Гастролер (Алякринский, Деревянко) - страница 114

«Любимый! Гера! Ко мне вчера приходили с обыском. Офицер госбезопасности или милиции — я не поняла. Судя по его вопросам, он тебя хорошо знает. Его фамилия Калистратов. Звать Евгением Сысоевичем. Очень плохо о тебе отзывался, называл врагом народа. Во время обыска перевернули всю квартиру, хозяйка была очень недовольна. Вскрыли пол у входа, нашли какой-то тайник. Что-то оттуда взяли. У меня, Гера, предчувствие, что это не последняя наша встреча с Калистратовым. Поэтому я тебе и пишу это письмо. Егор пообещал нам с Макаркой помочь побыстрее из Ленинграда выехать обратно в Москву. Но только с билетами сейчас очень трудно. Я боюсь ареста.

Целую тебя крепко. Люблю. Мы с Макаркой будем ждать тебя, когда бы ты ни вернулся. Будь счастлив.

Твоя Катенька».

Ниже была приписка, уже сделанная карандашом.

«Если ты сейчас читаешь это письмо, значит, меня уже больше нет на этом свете. Так мы договорились с Егором: когда тебя выпустят из тюрьмы и мы с тобой встретимся, Егор это письмо мне вернет».

Мне стало тяжело дышать.

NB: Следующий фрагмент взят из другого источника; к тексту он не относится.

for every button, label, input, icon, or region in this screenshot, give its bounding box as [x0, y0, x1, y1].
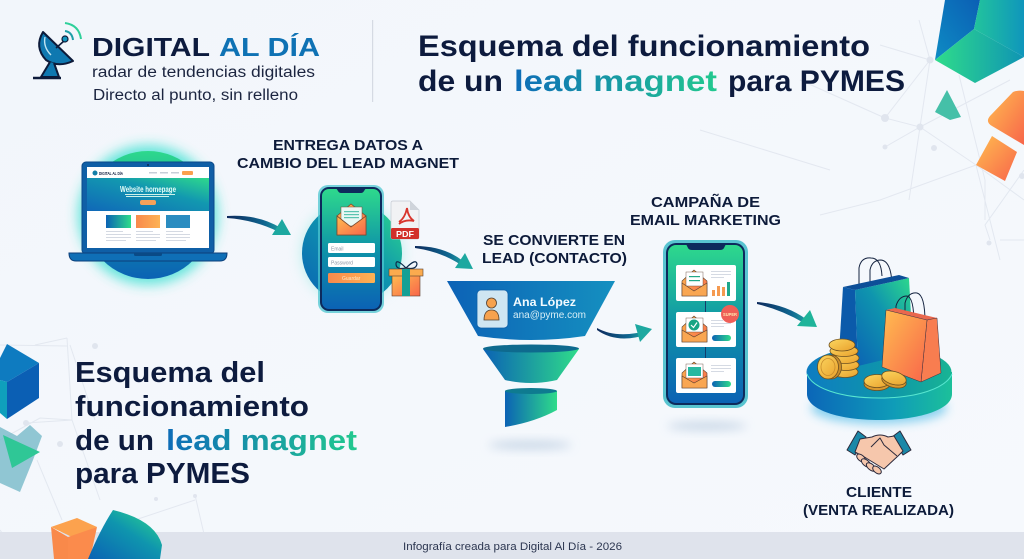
main title: lead magnet — [514, 65, 717, 98]
decoration: bottom teal leaf — [88, 510, 162, 559]
logo wordmark — [92, 32, 320, 62]
step 4 heading: EMAIL MARKETING — [630, 212, 781, 229]
super badge: SUPER — [723, 312, 738, 317]
arrow 2 — [415, 246, 473, 269]
main title: de un — [418, 65, 503, 98]
client label: (VENTA REALIZADA) — [803, 502, 954, 519]
icon: satellite dish — [33, 23, 81, 78]
arrow 3 — [597, 324, 652, 342]
lead card: Ana López — [513, 297, 576, 309]
phone circle backdrop — [301, 202, 403, 304]
step 4 heading: CAMPAÑA DE — [651, 193, 760, 211]
blue shopping bag — [839, 258, 913, 366]
form fields — [328, 243, 375, 283]
funnel bottom section — [505, 388, 557, 427]
logo block — [33, 23, 320, 104]
icon: PDF file: PDF — [396, 229, 414, 239]
main title — [418, 30, 905, 98]
step 2 heading: ENTREGA DATOS A — [273, 137, 423, 154]
icon: handshake — [847, 431, 911, 476]
main title: para PYMES — [728, 65, 905, 98]
step 4: phone with email campaign — [663, 240, 748, 430]
email card 2 — [676, 305, 739, 347]
laptop website screen: Website homepage — [120, 185, 176, 194]
form fields: Guardar — [342, 276, 361, 282]
secondary title: funcionamiento — [75, 391, 309, 423]
logo wordmark: AL DÍA — [219, 32, 320, 62]
email card 3 — [676, 358, 736, 393]
logo wordmark: DIGITAL — [92, 32, 210, 62]
laptop body — [69, 162, 227, 261]
decoration: bottom orange cube — [51, 518, 97, 559]
arrow 4 — [757, 302, 817, 327]
coin stack — [818, 339, 859, 379]
secondary title: lead magnet — [166, 425, 357, 457]
lead card — [477, 290, 586, 328]
decoration: translucent teal shards — [0, 425, 42, 492]
secondary title — [75, 357, 357, 490]
secondary title: Esquema del — [75, 357, 265, 389]
orange shopping bag — [882, 293, 941, 382]
step 2 heading: CAMBIO DEL LEAD MAGNET — [237, 155, 459, 172]
decoration: teal shard — [935, 90, 961, 120]
footer credit text: Infografía creada para Digital Al Día - 2026 — [403, 541, 622, 553]
platform — [806, 346, 952, 424]
step 4 heading — [630, 193, 781, 229]
laptop website screen — [87, 169, 209, 241]
decoration: top right cube — [935, 0, 1024, 83]
form fields: Password — [331, 260, 353, 266]
email card 1 — [676, 265, 736, 301]
funnel middle section — [483, 344, 579, 383]
funnel top section — [447, 281, 615, 340]
phone shadow — [667, 422, 747, 430]
phone body — [318, 185, 384, 313]
decoration: orange shapes right — [976, 91, 1024, 181]
step 3 heading: LEAD (CONTACTO) — [482, 250, 627, 267]
laptop website screen: DIGITAL AL DÍA — [99, 169, 124, 176]
icon: gift box — [389, 262, 423, 296]
decoration: left blue cube — [0, 344, 39, 419]
step 3 heading — [482, 232, 627, 267]
footer band — [0, 532, 1024, 559]
icon: open envelope — [337, 204, 366, 235]
logo slogan: Directo al punto, sin relleno — [93, 87, 298, 104]
step 5: shopping platform — [806, 258, 952, 424]
icon: PDF file — [391, 201, 419, 239]
step 3: funnel — [447, 281, 615, 449]
step 2 heading — [237, 137, 459, 172]
main title: Esquema del funcionamiento — [418, 30, 870, 63]
flat coins — [864, 368, 908, 391]
arrow 1 — [227, 216, 291, 235]
lead card: ana@pyme.com — [513, 310, 586, 321]
secondary title: de un — [75, 425, 154, 457]
logo tagline: radar de tendencias digitales — [92, 64, 315, 81]
secondary title: para PYMES — [75, 458, 250, 490]
form fields: Email — [331, 246, 344, 252]
step 3 heading: SE CONVIERTE EN — [483, 232, 625, 249]
step 2: phone with form — [301, 185, 403, 313]
step 1: laptop website — [69, 145, 227, 285]
phone frame — [663, 240, 748, 408]
funnel shadow — [488, 441, 572, 449]
client label: CLIENTE — [846, 484, 912, 501]
laptop glow circle — [78, 145, 218, 285]
client label — [803, 484, 954, 519]
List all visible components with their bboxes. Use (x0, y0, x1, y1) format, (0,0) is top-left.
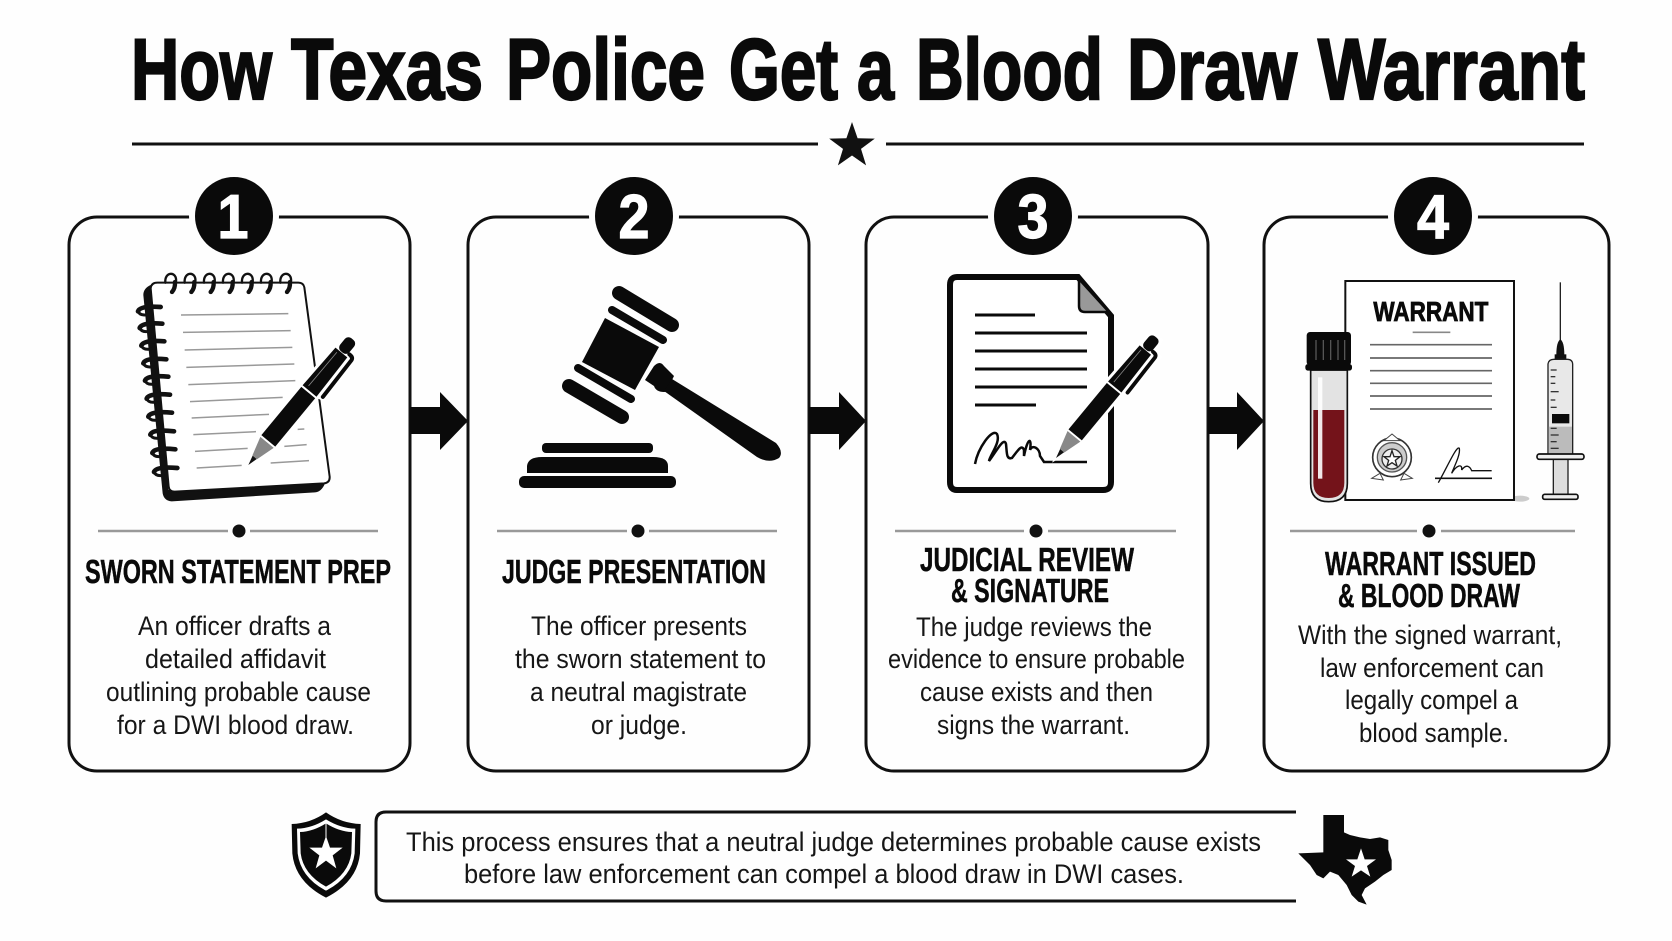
description (515, 611, 766, 740)
description (888, 612, 1185, 740)
heading: judicial review and signature (920, 541, 1135, 609)
separator (98, 524, 378, 538)
callout: summary box (376, 812, 1296, 901)
title: Police (506, 22, 705, 118)
step number 4: 4 (1417, 183, 1449, 252)
title (131, 22, 1585, 118)
description: The officer presents (531, 611, 747, 641)
heading: warrant issued and blood draw (1325, 545, 1536, 614)
description: for a DWI blood draw. (117, 710, 354, 740)
arrow: step 3 to 4 (1208, 392, 1264, 450)
step number 1 (189, 171, 279, 261)
description: detailed affidavit (145, 644, 327, 674)
description: evidence to ensure probable (888, 644, 1185, 674)
step number 2: 2 (618, 183, 650, 252)
title: Warrant (1318, 22, 1585, 118)
description: cause exists and then (920, 677, 1153, 707)
description (1298, 620, 1562, 748)
step number 3 (988, 171, 1078, 261)
description: law enforcement can (1320, 653, 1544, 683)
icon: gavel (519, 293, 781, 488)
title divider with star (132, 122, 1584, 165)
arrow: step 1 to 2 (410, 392, 468, 450)
title: Texas (291, 22, 483, 118)
icon: warrant document, blood tube and syringe (1305, 281, 1584, 502)
step number 2 (589, 171, 679, 261)
separator (895, 524, 1176, 538)
icon: warrant document, blood tube and syringe: WARRANT (1373, 296, 1488, 327)
heading: judicial review and signature: & SIGNATURE (951, 572, 1109, 609)
description: outlining probable cause (106, 677, 371, 707)
heading: sworn statement prep: SWORN STATEMENT PREP (85, 553, 391, 590)
separator (497, 524, 777, 538)
icon: police shield with star (292, 812, 361, 898)
description: legally compel a (1345, 685, 1518, 715)
description (106, 611, 371, 740)
title: Blood (916, 22, 1103, 118)
description: The judge reviews the (916, 612, 1152, 642)
step number 3: 3 (1018, 183, 1048, 252)
panel: step 4 warrant issued and blood draw (1264, 171, 1609, 771)
panel: step 2 judge presentation (468, 171, 809, 771)
icon: Texas map with star (1298, 815, 1392, 905)
title: How (131, 22, 273, 118)
description: signs the warrant. (937, 710, 1130, 740)
description: the sworn statement to (515, 644, 766, 674)
panel: step 1 sworn statement prep (69, 171, 410, 771)
summary text (406, 827, 1261, 889)
heading: warrant issued and blood draw: WARRANT ISSUED (1325, 545, 1536, 582)
description: or judge. (591, 710, 687, 740)
title: Get (729, 22, 838, 118)
description: a neutral magistrate (530, 677, 747, 707)
description: An officer drafts a (138, 611, 331, 641)
summary text: This process ensures that a neutral judge determines probable cause exists (406, 827, 1261, 857)
heading: judge presentation: JUDGE PRESENTATION (502, 553, 766, 590)
arrow: step 2 to 3 (809, 392, 866, 450)
step number 1: 1 (218, 183, 248, 252)
summary text: before law enforcement can compel a blood draw in DWI cases. (464, 859, 1184, 889)
icon: document with pen signing (950, 277, 1168, 490)
separator (1290, 524, 1575, 538)
heading: judicial review and signature: JUDICIAL REVIEW (920, 541, 1135, 578)
title: Draw (1127, 22, 1298, 118)
panel: step 3 judicial review and signature (866, 171, 1208, 771)
description: With the signed warrant, (1298, 620, 1562, 650)
description: blood sample. (1359, 718, 1509, 748)
title: a (857, 22, 895, 118)
icon: spiral notepad and pen (138, 274, 365, 501)
heading: warrant issued and blood draw: & BLOOD DRAW (1338, 577, 1521, 614)
step number 4 (1388, 171, 1478, 261)
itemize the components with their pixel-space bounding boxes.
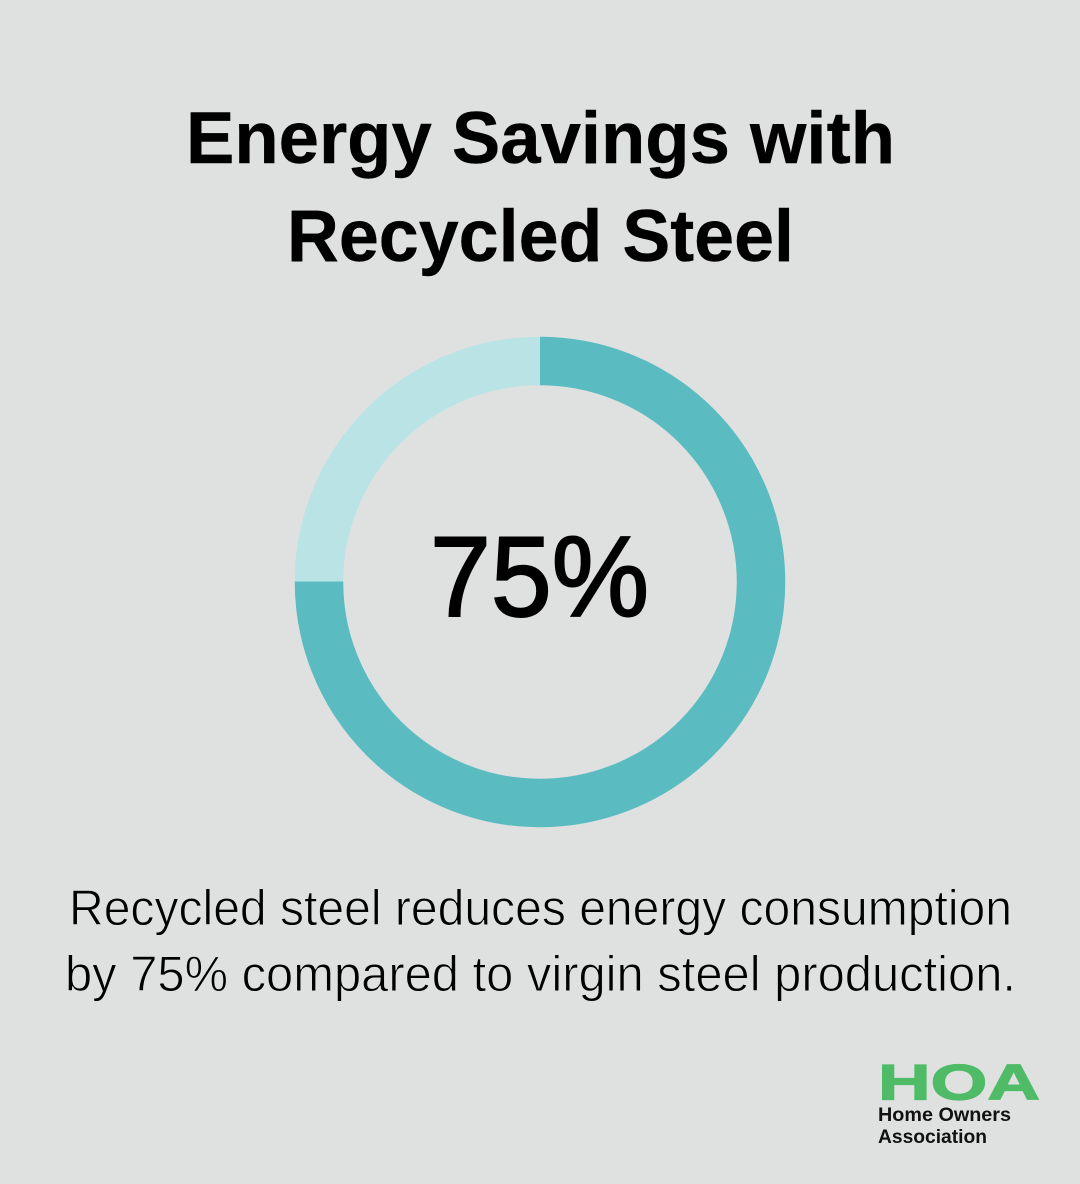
logo mark: HOA xyxy=(878,1054,1040,1110)
center value: 75% xyxy=(430,514,649,641)
donut chart: 75% xyxy=(319,361,761,803)
description text xyxy=(65,880,1016,1002)
75% arc xyxy=(319,361,761,803)
title xyxy=(186,98,895,277)
description text: by 75% compared to virgin steel production. xyxy=(65,946,1016,1002)
title: Recycled Steel xyxy=(287,196,794,277)
remaining 25% arc xyxy=(319,361,540,582)
title: Energy Savings with xyxy=(186,98,895,179)
description text: Recycled steel reduces energy consumption xyxy=(69,880,1012,936)
logo name: Home Owners xyxy=(878,1105,1011,1126)
logo name xyxy=(878,1105,1011,1148)
logo: HOA Home Owners Association xyxy=(878,1054,1040,1148)
logo name: Association xyxy=(878,1127,987,1148)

Я сжал кулаки и с силой зажмурился, словно боясь дать слезам пролиться на этот клочок бумаги, на эти последние слова самого родного, самого близкого мне человека. Чудно: но я уже давно забыл, что такое слезы. Я, пожалуй, не плакал со времен голодного вологодского детства.

— Сволочи! — только и смог я выговорить, чувствуя, как удушающий ком подступил к самому горлу и как слезы неумолимо заволакивают глаза и весь мир вокруг.

В комнату тихо вошел Нестеренко, присел рядом и обнял меня за плечи.

— Катя погибла в сорок первом. Ее с Макаркой взяли через два месяца после твоего осуждения. Некий Евгений Калистратов из «большого дома» руководил. Посадили их с малышом в «Кресты». А потом ей дали срок за недоносительство. Пять лет. Но в лагерь переправить не успели — война началась. И зимой, когда город уже был окружен, позезли спецконвоем на пересылку. Макарка при ней оставался. А на Ладожском озере в их грузовик ударила немецкая бомба. Вот и все, Гера…

Я уронил лицо в ладони и в открытую, не таясь и не стесняясь посторонних глаз, тяжело и горько заплакал, впервые за долгие-долгие годы.

Потом мы с Егором выпили уже серьезно, точнее, пил я один, а Егор только компанию поддерживал, отпивая из рюмочки. Я жахнул два полных граненых стакана. Не захмелел, а только сильно озверел.

— Клянусь, Егор, клянусь тебе всем святым, что у меня, грешника, еще в душе осталось, я найду эту сволочь, я его вот этими руками порву…. Ты хоть знаешь, кто это?

— Откуда? — искренне удивился Егор. — Мне с этим гэпэушником, слава богу, не довелось встречаться!